Another study finding an increased risk of myocarditis, especially in younger men, following vaccination, but also from infection with CV-19.  (Medrxiv Paper)

Readers have probably figured out that I am strongly opposed to the way we are doing testing.  But one good thing about the rapid tests is that they actually appear more accurate than PCR at defining who is really infectious and harboring virus that can be cultured, i.e., is capable of replication.  They also can identify those with extremely large viral loads, who are most likely to infect multiple people.  (Medrxiv Paper)
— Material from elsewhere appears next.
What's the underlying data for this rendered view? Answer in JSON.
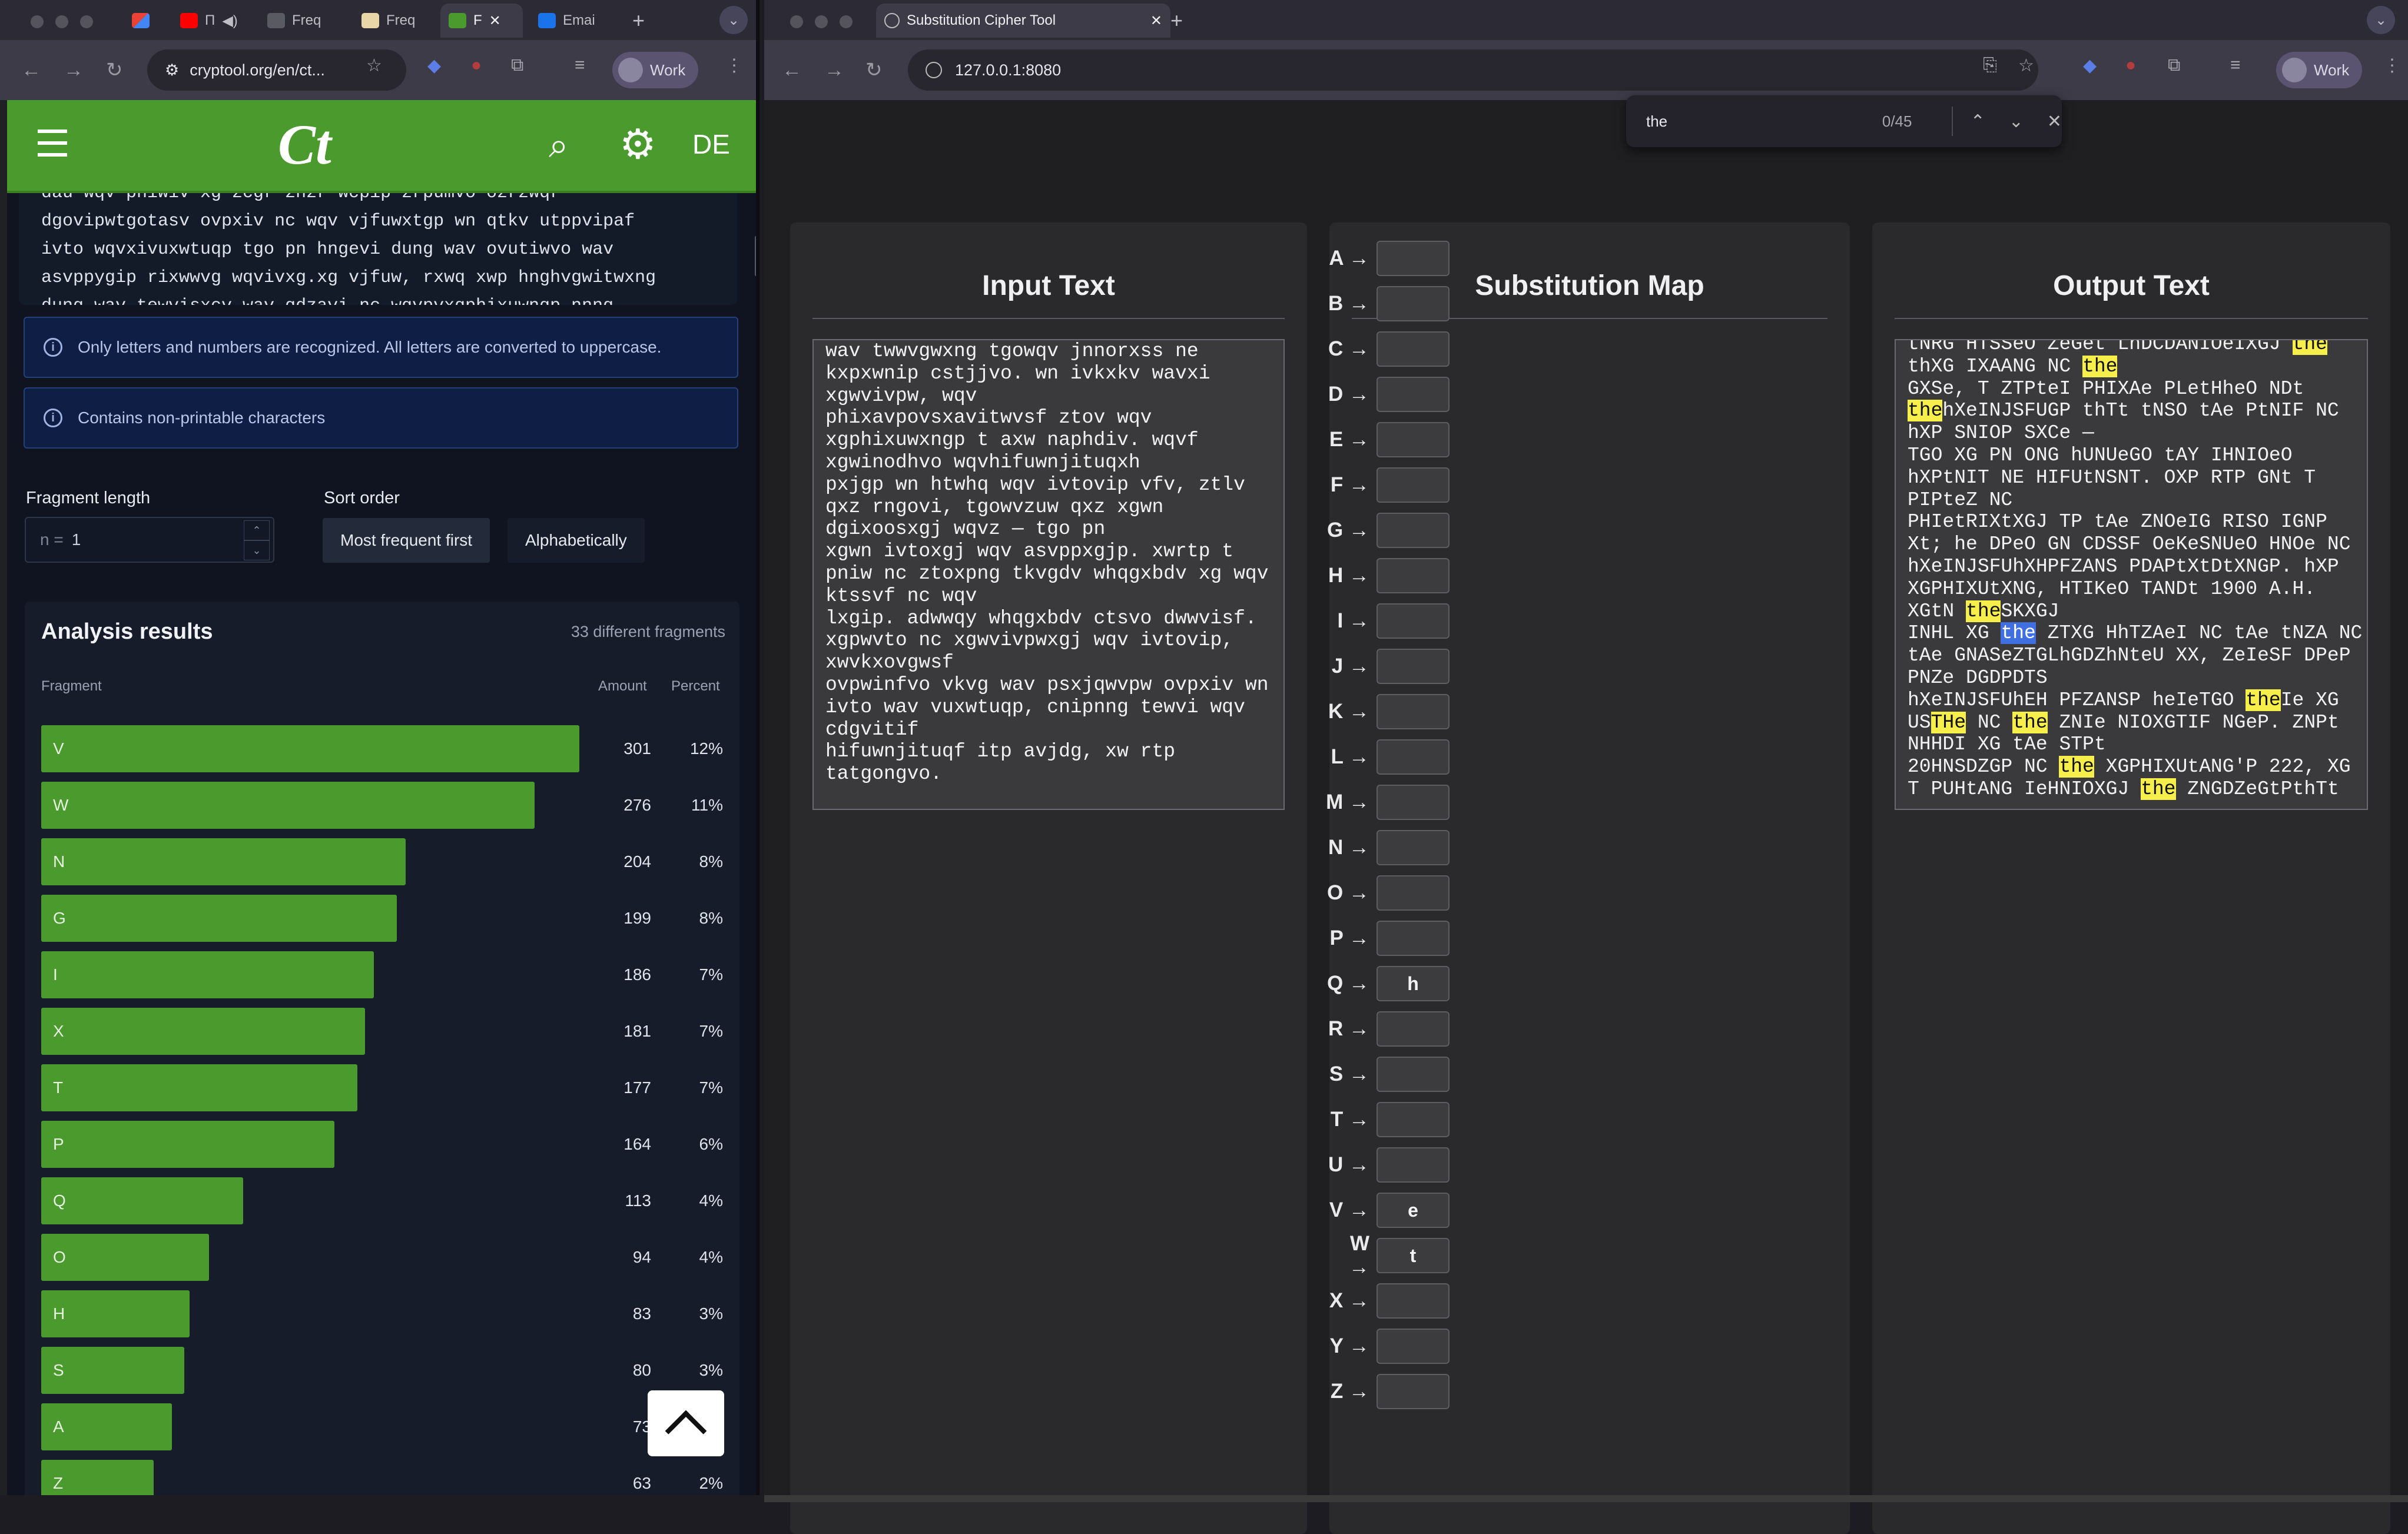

And this paper describes a supposedly superior PCR test that is much more likely to only identify persons who actually are infectious.  (Medrxiv Paper)

 

Join the discussion 4 Comments

  • The KLF says:

    Hi Kevin, what do you think of the Novavax vaccine? Do you think this will help those who are hesitant, especially if jobs are at stake depending on vaccination status?

    • Kevin Roche says:

      I suspect that a lot of people are dug in and will make the same objections, regardless of the type of vax.

  • The Dark Lord says:

    You keep claiming the vaccine is effective against infection … which you know to be false … it’s is not a sterilizing vaccine … it simply cannot prevent infection … it can reduce disease severity and thus reduce the infectiousness of the infected person but you keep claiming protection vs infection when you must mean protection against infectiousness ..
    I would have expected you to be clearer …

    • Kevin Roche says:

      I think it is best to avoid commenting on things you aren’t that knowledgeable on. People hear something like “sterilizing vaccine”, and have no clue what they are talking about. the data clearly show that for some period of time the vaccine actually does keep people from getting infected. At some point that falls significantly but for many people there remains protection even against infection. As I have tried to point out from way back in early posts, defining precisely terms like “infected” and “infectious” is important in the context of understanding the spread of the epidemic. A person who has virus present but isn’t replicating in any substantial numbers is not infected in any meaningful sense and the vaccines are capable of aiding in early detection of the virus and limitation of any replication.